Именно в Харстоне я обнаружил, что могу читать: книга называлась «Диксон Бретт, сыщик». Я не хотел, чтобы кто‑нибудь узнал о моем открытии, и читал украдкой, на чердаке.

Я боялся, должно быть, что если взрослые откроют мой секрет, то они отдадут меня в школу (чей мрачный порог я переступил за несколько недель до того, как мне исполнилось восемь лет), а может быть, меня раздражала скрытая снисходительность, с которой взрослые хвалили меня за то, что другие делали без всякого труда. Во всяком случае, совсем недавно, на церемонии в Эдинбургском университете, доктор Довер Уилсон, шекспировед, подтвердил эти предположения, рассказав, что мои родители часто жаловались ему, что никак не могут приохотить меня к чтению. Я ненавидел книгу, по которой со мной занимались, у нее было дурацкое название, которое теперь кажется мне прелестным: «Чтение без слез». Почему меня должна была интересовать кошка, которая села на окошко? Я не хотел отождествлять себя с кошкой.

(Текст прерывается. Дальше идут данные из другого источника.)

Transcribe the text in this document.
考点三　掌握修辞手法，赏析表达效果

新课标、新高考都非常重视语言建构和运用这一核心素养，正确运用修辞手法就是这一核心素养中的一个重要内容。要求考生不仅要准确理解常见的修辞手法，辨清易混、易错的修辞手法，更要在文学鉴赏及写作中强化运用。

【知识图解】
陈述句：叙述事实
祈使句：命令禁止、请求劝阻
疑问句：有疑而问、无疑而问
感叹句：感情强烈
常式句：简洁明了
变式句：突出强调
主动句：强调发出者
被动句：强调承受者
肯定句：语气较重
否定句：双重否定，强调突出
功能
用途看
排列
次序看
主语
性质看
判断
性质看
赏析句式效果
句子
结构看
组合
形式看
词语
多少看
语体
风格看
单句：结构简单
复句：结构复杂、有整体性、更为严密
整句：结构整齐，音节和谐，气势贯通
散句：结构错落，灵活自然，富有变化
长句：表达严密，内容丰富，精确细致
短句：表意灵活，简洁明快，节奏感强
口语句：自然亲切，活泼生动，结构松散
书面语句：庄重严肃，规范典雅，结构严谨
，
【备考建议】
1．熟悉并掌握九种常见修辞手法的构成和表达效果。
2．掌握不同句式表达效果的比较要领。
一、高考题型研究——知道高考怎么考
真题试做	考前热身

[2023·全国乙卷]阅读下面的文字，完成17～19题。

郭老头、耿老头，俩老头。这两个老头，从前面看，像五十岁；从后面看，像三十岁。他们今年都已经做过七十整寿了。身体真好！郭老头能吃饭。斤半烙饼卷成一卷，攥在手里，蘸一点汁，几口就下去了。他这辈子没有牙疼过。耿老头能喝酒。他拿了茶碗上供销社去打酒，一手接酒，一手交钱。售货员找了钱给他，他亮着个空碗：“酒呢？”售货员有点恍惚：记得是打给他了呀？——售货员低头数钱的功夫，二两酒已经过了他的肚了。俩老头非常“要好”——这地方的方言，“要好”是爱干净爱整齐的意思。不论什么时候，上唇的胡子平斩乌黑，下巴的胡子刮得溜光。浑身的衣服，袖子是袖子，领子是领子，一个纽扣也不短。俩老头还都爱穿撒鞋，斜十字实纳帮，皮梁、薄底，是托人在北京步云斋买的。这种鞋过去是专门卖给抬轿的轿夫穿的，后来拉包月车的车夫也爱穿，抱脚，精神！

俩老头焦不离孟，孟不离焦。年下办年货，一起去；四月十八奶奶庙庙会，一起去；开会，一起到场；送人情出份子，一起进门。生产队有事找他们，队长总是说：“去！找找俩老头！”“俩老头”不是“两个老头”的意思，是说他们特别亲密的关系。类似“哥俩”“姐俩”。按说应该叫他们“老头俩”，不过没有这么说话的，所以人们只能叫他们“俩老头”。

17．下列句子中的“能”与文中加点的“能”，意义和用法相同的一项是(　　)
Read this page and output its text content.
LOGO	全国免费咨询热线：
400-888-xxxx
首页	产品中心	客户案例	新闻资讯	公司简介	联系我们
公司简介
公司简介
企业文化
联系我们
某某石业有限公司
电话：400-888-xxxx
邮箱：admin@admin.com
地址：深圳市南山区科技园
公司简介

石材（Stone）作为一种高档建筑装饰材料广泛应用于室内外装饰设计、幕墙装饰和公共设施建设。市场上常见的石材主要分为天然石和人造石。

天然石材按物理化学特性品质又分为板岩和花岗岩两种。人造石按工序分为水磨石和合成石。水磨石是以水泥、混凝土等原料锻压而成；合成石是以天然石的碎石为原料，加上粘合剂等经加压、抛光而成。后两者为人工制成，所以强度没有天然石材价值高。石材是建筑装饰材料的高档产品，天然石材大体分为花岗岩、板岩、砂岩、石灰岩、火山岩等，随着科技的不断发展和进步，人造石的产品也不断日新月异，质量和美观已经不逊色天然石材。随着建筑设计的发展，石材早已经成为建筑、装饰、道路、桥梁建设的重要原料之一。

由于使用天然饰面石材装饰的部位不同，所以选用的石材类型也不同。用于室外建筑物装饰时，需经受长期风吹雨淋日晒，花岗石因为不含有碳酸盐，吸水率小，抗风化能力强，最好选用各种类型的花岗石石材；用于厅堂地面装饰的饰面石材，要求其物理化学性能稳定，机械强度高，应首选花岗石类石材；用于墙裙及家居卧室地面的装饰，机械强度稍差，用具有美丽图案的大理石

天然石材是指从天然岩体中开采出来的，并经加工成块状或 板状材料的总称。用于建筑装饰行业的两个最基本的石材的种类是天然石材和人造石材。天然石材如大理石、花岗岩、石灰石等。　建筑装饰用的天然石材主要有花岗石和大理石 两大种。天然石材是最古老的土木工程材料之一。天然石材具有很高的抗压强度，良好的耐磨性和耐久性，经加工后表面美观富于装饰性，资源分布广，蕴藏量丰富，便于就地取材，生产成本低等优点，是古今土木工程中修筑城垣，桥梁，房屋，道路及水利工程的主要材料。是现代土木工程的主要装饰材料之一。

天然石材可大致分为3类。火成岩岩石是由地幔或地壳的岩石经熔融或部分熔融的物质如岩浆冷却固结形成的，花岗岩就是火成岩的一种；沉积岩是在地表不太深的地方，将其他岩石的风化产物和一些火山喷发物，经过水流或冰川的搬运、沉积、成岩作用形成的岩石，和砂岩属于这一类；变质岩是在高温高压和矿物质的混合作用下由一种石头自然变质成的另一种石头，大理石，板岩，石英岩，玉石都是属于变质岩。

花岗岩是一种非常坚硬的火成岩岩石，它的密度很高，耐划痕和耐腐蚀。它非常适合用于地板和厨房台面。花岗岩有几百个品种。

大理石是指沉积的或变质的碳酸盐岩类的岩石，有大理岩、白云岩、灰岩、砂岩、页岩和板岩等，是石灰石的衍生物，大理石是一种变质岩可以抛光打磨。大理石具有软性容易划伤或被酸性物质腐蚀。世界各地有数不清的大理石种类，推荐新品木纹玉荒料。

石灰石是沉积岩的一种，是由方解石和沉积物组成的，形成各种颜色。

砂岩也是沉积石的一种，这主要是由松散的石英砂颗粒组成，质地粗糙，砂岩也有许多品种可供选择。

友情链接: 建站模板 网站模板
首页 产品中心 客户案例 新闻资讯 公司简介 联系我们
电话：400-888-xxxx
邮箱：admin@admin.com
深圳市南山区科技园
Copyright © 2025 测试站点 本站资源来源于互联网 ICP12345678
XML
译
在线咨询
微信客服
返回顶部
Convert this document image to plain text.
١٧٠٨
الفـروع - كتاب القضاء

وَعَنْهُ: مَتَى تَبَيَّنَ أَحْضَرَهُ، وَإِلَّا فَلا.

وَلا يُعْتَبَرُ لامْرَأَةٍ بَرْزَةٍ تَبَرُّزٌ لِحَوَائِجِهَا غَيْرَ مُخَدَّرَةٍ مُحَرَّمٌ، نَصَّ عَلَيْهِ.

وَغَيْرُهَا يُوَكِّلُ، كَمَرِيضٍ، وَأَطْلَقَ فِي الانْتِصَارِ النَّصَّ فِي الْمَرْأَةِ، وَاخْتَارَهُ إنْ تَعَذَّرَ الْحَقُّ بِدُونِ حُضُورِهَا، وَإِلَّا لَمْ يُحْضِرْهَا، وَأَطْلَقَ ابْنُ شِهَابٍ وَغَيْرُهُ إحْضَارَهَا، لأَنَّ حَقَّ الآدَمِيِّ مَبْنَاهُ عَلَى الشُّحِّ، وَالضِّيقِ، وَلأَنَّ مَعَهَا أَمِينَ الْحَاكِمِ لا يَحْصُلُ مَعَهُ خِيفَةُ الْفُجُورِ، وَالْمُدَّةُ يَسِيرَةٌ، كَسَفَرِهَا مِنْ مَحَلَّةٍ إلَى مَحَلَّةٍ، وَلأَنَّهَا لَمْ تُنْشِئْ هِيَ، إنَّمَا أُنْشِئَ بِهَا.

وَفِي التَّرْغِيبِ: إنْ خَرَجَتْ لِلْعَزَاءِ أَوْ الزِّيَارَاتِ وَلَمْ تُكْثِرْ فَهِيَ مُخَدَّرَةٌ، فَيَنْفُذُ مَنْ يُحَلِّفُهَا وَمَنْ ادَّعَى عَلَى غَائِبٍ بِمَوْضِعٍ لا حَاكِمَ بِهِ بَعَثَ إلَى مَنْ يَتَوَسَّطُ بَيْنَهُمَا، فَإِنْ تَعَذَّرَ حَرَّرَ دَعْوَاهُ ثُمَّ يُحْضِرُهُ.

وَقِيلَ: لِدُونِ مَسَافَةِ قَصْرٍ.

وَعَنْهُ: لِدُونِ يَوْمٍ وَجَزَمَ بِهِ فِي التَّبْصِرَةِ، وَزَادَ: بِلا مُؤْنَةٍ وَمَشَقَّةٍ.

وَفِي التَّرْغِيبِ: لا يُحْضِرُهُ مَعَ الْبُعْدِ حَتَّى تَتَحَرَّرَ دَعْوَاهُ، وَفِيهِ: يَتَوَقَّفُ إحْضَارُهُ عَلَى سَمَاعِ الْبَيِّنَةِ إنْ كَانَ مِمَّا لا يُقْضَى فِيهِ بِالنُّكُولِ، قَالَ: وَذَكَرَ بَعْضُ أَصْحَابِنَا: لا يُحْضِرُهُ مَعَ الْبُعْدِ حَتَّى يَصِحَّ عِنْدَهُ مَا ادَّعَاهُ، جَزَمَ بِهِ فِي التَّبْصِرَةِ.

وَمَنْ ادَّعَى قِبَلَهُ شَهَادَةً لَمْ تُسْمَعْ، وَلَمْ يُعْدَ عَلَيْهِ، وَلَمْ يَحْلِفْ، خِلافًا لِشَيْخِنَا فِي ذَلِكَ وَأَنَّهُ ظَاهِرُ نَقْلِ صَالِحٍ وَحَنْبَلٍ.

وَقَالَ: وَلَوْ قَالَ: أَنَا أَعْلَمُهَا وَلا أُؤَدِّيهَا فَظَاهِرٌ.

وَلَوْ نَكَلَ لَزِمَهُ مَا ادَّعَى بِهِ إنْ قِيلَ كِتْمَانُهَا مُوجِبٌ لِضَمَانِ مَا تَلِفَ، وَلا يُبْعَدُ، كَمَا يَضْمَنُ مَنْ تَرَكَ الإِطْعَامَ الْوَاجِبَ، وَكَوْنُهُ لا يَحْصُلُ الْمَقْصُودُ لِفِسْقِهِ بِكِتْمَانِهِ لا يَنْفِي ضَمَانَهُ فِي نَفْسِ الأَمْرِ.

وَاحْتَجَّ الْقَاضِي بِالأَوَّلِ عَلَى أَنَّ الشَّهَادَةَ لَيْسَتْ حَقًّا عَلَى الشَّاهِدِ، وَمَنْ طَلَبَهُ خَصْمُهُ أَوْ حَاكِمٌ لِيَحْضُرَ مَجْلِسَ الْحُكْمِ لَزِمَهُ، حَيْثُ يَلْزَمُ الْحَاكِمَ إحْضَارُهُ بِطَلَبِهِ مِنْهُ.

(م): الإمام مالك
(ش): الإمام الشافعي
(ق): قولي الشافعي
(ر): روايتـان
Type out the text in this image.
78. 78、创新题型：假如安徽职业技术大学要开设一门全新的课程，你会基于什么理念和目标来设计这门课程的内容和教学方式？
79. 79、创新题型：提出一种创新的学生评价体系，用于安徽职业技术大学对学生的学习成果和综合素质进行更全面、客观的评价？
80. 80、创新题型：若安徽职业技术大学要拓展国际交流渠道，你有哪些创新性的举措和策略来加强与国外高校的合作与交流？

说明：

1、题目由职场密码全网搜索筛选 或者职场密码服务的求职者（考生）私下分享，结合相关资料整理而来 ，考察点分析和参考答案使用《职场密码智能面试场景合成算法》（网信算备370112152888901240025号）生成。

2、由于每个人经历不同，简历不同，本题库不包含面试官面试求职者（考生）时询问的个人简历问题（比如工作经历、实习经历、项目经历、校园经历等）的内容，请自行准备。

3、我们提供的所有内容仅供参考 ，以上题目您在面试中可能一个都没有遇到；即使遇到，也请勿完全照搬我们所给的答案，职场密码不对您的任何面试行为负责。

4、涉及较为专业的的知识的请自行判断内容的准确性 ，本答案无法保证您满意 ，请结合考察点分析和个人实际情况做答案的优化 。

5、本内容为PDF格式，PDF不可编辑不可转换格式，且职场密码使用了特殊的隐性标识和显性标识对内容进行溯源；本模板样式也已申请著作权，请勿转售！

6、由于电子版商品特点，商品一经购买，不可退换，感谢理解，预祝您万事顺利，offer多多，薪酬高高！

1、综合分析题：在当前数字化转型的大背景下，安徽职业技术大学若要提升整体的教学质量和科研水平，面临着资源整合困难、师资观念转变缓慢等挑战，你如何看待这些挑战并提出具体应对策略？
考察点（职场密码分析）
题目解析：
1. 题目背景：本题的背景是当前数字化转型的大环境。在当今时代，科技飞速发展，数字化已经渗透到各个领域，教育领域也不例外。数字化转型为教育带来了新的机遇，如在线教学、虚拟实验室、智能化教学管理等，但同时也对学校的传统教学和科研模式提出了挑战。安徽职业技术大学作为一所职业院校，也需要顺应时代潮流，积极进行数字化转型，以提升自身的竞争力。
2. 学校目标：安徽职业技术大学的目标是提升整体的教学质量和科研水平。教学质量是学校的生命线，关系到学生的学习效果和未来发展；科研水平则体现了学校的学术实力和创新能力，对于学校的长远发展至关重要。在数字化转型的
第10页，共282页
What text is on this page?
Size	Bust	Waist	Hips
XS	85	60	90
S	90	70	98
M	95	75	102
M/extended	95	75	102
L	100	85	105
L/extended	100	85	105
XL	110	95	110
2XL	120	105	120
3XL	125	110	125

То ли дело Диксон Бретт, да еще с мальчишкой — помощником, которого, как мне казалось, я вполне мог бы заменить.

Особенно неприятно было мне внимание отца. Неужели взрослому человеку не все равно, что ребенок видел во время прогулки, спрашивал я себя. Похвала была пыткой — я немедленно залезал под ближайший стол. Мне кажется, что в детстве я любил отца только в те минуты, когда он ладонями изображал, как квакает лягушка, или играл в «Улетай, Джек, улетай, Джилл» с кусочком липкого пластыря на пальце, или когда он разрешал мне открыть крышку своих часов. Только когда у меня самого появились дети, я понял, что его интерес ко мне был искренним, и лишь тогда ощутил где‑то очень глубоко внутри любовь и сострадание к нему, которые сегодня время от времени напоминают о себе в снах.

Мне кажется, что мои родители очень любили друг друга, хотя, насколько счастливы люди в браке, не знает никто из сторонних наблюдателей. Счастье могут разрушить дети, денежные неурядицы и множество других, никому не ведомых причин. Любовь тоже можно разрушить, но мне кажется, что их любовь выдержала испытание шестью детьми и тяжкими невзгодами. В 1943 году во время моего бесцельного пребывания в Сьерра — Леоне, где я один представлял британскую разведку, отец умер. Я узнал об этом из двух телеграмм, которые мне принесли в обратном порядке: в первой было известие о его смерти, во второй говорилось, что он серьезно болен. И вот над секретными донесениями, которые нужно было расшифровать или зашифровать, меня вдруг охватила тоска и сожаление, я вспомнил, как в молодости намеренно шокировал его (он был стойким либералом в политике и мягким консерватором в вопросах морали). Я попросил отца Маки, ирландского священника во Фритауне, отслужить по нему мессу. Мне казалось, что если бы мой отец узнал об этой просьбе, он отнесся бы к ней со свойственной ему терпимостью и веселым добродушием, — когда я решил принять католичество, то не услышал от него ни единого возражения. Поэтому я был уверен, что такой способ отплатить за добро отцу бы понравился. Священник попросил у меня мешок риса для нищих прихожан — африканцев, поскольку риса было мало и его выдача была строго ограничена, и я, воспользовавшись своей дружбой с комиссаром полиции, купил его на «черном» рынке.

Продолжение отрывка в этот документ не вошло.